Yahoo is now giving new dads eight weeks of paid leave, which could transform the way families think about division of labor.


Marissa Mayer took a lot of flak when she nixed telecommuting at Yahoo yet built a private nursery for her own baby next to her office, on the heels of her earlier statement that she intended to work through a meager two-week maternity leave.

This week, however, she announced a decidedly family-friendly policy for Yahoos who become parents: doubling paid maternity leave for mothers (from eight to 16 weeks) plus granting eight weeks for fathers. New parents also can expect to receive a gift of $500 to welcome baby and spend on things like groceries, babysitters, house cleaning, and laundry.

The policy sends the message that Yahoo seeks to keep up with its Silicon Valley peers—especially Google and Facebook—in the competition to hire and retain top talent. It also signals that Marissa Mayer realizes not every working parent, even super-smart Yahoo engineers, possesses her super-human drive, so Yahoo will try to be one of those great places to work—for both moms and dads of newborns.

The dad part of the policy merits notice. It appears Mayer absorbed one key response to Facebook CEO Sheryl Sandberg's command for women to "lean in" to their jobs and careers. Dads need to lean in at home and share diaper duty, said mothers, journalists, and scholars. That would encourage equally shared parenting particularly and gender equality generally.
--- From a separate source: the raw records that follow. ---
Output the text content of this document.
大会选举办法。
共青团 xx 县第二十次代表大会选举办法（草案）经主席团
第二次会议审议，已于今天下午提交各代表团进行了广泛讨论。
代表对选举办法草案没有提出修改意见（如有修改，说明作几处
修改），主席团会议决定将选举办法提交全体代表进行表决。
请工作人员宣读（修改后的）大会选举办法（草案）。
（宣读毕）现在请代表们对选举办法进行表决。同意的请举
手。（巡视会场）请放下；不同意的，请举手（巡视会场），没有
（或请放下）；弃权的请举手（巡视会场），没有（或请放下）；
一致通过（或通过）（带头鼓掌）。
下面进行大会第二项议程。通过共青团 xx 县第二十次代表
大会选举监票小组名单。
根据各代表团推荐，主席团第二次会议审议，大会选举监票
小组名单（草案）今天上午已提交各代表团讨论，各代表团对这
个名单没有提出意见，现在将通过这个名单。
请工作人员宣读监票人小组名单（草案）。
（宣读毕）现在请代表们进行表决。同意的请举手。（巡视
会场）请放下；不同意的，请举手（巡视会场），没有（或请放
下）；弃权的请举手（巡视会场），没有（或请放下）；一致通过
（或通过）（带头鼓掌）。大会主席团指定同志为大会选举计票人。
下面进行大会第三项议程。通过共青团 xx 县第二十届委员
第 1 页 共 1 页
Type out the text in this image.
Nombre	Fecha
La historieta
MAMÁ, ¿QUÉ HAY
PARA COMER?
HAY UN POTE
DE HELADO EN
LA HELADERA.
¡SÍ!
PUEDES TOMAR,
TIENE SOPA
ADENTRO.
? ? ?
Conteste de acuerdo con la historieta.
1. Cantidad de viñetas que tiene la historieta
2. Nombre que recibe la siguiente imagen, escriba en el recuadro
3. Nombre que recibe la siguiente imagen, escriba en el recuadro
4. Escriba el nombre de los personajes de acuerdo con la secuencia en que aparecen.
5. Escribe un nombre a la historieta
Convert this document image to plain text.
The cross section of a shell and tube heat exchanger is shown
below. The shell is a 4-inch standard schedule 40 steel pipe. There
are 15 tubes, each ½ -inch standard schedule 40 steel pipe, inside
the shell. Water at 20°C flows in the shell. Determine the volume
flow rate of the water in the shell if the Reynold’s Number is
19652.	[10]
The new Yahoo policy holds potential not only to change a father's behavior during the eight weeks he spends with the baby while on paternity leave, but also to inch the country toward parity between the sexes in parenting. Catherine Rampell, in The New York Times, explains how a family-friendly policy can potentially change social expectations and norms about acceptable "father" and "mother" behaviors:

One area where there seems to be a lot of potential is paternity leave, which still has a stigma in both the United States and Europe. To remedy this bad rap, countries like Sweden and Norway have recently introduced a quota of paid parental leave available only to fathers. If dads don't take it, they're leaving money on the table. In Germany and Portugal, moms get bonus weeks of maternity leave if their husbands take a minimum amount of paternity leave. All these countries have seen gigantic increases in the share of fathers who go on leave.

This might not sound like such a big deal, but social scientists are coming around to the notion that a man spending a few weeks at home with his newborn can help recast expectations and gender roles, at work and home, for a long time. A striking new study by a Cornell graduate student, Ankita Patnaik, based on a new paid paternity-leave quota in Quebec, found that parents' time use changed significantly. Several years after being exposed to the reform, fathers spent more time in child care and domestic work—particularly "time-inflexible" chores, like cooking, that cut into working hours—than fathers who weren't exposed to the reform. More important, mothers spent considerably more time at work growing their careers and contributing more to the economy, all without any public mandates or shaming.

Even more important, fathers' heightened engagement with their newborns ignites a process of role evolution. In other words, change behavior first and changes in expectations follow—not just wives' expectations of husbands but husbands' expectations of themselves. New roles are "enacted" this way and, at a social system level, new norms emerge. Dads doing more at home—even taking charge—becomes accepted and then expected. All because an employer like Yahoo offered—and dads took—a few weeks of paternity leave.